In Hebbian plasticity, neural circuits adjust their synaptic weights depending on patterned firing. Spike-timing-dependent plasticity (STDP), a synaptic Hebbian learning rule, relies on the order and timing of the paired activities in pre- and postsynaptic neurons. Classically, in ex vivo experiments, STDP is assessed with deterministic (constant) spike timings and time intervals between successive pairings, thus exhibiting a regularity that differs from biological variability. Hence, STDP emergence from noisy inputs as occurring in in vivo-like firing remains unresolved. Here, we used noisy STDP pairings where the spike timing and/or interval between pairings were jittered.
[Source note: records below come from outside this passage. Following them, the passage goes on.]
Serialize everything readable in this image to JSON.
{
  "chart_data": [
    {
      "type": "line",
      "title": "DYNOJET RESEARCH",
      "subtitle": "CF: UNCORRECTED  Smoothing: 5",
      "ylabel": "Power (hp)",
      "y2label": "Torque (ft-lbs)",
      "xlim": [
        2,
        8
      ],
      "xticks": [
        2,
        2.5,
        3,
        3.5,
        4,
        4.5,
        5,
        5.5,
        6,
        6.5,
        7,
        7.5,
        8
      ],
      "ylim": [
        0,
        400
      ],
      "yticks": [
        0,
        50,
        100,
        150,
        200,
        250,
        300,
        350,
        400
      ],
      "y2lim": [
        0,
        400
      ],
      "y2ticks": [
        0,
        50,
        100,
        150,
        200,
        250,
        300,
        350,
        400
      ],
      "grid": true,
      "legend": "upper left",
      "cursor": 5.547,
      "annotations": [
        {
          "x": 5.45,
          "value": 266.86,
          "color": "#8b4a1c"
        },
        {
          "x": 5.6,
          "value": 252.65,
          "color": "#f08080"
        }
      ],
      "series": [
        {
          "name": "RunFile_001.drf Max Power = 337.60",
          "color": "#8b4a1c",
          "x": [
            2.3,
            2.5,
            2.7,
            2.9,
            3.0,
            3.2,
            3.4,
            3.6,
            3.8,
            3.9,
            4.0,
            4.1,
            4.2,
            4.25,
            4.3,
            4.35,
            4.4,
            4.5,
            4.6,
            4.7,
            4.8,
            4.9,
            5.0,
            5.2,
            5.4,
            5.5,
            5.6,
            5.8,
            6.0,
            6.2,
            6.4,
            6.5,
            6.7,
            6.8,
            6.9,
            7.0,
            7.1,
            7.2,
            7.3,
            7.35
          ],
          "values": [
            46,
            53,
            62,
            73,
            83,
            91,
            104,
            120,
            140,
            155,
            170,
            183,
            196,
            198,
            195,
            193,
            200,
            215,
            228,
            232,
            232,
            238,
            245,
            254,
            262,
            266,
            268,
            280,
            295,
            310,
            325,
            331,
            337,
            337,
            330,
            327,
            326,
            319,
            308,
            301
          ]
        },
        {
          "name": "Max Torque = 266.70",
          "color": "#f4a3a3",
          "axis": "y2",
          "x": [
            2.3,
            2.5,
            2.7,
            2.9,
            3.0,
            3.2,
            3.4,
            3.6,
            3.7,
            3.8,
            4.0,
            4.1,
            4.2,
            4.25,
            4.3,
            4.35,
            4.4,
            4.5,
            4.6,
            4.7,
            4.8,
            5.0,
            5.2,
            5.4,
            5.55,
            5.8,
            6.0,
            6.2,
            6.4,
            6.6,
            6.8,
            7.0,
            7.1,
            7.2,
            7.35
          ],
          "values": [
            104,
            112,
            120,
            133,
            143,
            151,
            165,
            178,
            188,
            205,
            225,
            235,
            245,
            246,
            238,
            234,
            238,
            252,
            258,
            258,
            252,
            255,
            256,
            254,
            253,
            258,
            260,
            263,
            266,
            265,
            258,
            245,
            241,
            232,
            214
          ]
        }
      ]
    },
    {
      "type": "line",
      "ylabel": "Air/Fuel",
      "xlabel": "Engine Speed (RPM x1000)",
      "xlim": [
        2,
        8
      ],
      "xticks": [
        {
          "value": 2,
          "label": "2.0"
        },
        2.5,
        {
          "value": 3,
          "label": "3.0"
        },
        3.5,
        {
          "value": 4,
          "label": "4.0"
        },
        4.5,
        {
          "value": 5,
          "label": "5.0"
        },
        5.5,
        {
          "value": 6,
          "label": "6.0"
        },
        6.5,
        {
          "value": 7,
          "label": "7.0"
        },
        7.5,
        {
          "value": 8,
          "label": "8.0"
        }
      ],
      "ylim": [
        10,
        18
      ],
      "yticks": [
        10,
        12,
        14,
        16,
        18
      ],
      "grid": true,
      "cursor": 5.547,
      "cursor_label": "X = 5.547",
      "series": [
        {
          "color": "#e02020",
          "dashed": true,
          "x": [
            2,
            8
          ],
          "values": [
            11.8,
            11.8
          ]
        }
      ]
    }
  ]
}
We explored with electrophysiology and mathematical modeling, the impact of jitter on three forms of STDP at corticostriatal synapses: NMDAR-LTP, endocannabinoid-LTD and endocannabinoid-LTP. We found that NMDAR-LTP was highly fragile to jitter, whereas endocannabinoid-plasticity appeared more resistant. When the frequency or number of pairings was increased, NMDAR-LTP became more robust and could be expressed despite strong jittering. Our results identify endocannabinoid-plasticity as a robust form of STDP, whereas the sensitivity to jitter of NMDAR-LTP varies with activity frequency. This provides new insights into the mechanisms at play during the different phases of learning and memory and the emergence of Hebbian plasticity in in vivo-like activity.